The Brackenridge fellowship focuses on bringing interdisciplinary perspectives together. By learning about the research going on in different fields and industries, I’m broadening my perspective about the world and even about how I look at my own research. Joining a smaller cohort this week and sharing our unique research topics has made me realize just this.
For example, my cohort has peers conducting state-of-the-art research in linguistics, pharmaceuticals, stem cell science, rehabilitation science, and others. Talking with Sarah Moore and learning about her quest to find the semantic difference between the word “ kind” and “ nice” really opened my mind to the nuances of everyday language. Talking to the other Sara, Sara Zdancewicz, taught me to appreciate the intricacies of drug-protein interactions and angiogenesis.
While the projects in my cohort cover a wide variety of topics, one ended up being in a similar field to mine. Sachit Anand is reviewing artificial intelligence bias in healthcare applications. As someone who is actually constructing medical AI algorithms in my lab, I’ve discovered this topic frequently. Some of the more popular AI frameworks that are up-and-coming follow a “black-box” model. In other words, these AI are so complicated that there’s no way to tell what exactly the AI is looking at and how it’s using clinical data. For example, if we were to train an AI to look at stroke data which consisted of a patient’s demographics and clinical features like blood pressure during the stroke, etc., the AI might incorrectly correlate something like patient ethnicity to poor stroke outcomes. This is a problem because now the AI is inherently biased to look for a certain ethnicity.

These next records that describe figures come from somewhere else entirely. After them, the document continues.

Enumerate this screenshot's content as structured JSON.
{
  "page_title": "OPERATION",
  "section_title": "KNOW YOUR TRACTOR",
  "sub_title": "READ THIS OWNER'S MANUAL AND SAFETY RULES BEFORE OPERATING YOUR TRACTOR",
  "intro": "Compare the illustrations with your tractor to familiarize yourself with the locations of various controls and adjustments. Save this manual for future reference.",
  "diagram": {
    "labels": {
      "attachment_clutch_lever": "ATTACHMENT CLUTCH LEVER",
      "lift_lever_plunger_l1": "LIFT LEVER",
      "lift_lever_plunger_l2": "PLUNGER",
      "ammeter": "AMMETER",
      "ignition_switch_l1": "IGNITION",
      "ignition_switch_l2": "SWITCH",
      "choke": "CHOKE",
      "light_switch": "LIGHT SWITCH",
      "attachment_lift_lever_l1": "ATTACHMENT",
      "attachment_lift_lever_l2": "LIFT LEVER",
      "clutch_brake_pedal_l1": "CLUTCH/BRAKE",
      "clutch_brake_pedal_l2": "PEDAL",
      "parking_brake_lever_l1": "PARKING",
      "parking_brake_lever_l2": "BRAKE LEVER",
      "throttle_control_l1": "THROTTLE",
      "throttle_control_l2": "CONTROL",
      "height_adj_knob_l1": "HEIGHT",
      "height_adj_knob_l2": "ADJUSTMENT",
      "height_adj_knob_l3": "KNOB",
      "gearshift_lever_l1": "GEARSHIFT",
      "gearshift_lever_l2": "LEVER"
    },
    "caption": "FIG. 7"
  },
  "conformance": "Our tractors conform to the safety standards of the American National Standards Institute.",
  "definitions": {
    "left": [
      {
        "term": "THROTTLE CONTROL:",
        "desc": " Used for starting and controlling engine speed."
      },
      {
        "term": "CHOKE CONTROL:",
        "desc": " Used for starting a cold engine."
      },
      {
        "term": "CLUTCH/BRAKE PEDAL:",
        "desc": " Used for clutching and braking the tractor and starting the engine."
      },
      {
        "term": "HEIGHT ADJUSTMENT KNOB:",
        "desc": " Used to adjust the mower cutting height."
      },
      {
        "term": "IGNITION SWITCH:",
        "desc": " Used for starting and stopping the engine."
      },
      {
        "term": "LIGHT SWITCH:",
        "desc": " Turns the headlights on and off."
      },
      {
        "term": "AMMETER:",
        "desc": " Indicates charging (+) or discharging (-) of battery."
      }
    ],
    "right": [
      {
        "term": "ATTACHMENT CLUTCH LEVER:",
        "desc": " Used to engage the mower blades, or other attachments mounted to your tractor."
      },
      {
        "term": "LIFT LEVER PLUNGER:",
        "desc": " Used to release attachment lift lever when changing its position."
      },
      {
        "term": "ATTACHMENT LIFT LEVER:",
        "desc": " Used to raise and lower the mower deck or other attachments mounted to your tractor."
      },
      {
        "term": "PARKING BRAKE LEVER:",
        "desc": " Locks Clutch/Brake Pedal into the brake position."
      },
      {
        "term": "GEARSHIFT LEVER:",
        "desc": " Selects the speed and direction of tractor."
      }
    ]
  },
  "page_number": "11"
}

So, if this AI finds itself being used in the ER as a stroke outcome-predicting program, it will inaccurately overlook some patients due to their ethnicity and hyper-focus on others. This is obviously a simple example, but it’s something I’ve considered in my own research and approach to developing AI for deployment in healthcare settings.
As my cohort and I move through the Brackenridge fellowship, I’ll certainly be bringing back ideas I learn from my peers to my lab. Already, I’m considering investigating how I build my AI frameworks to avoid biases that Sachit points out. Sarah Moore’s research has made me realize that perhaps my AI may look at similar words like “kind” and “nice” in a different way – so I may need to simplify some clinical text for it. The more I learn about my cohort, the more I’m benefiting as an interdisciplinary researcher.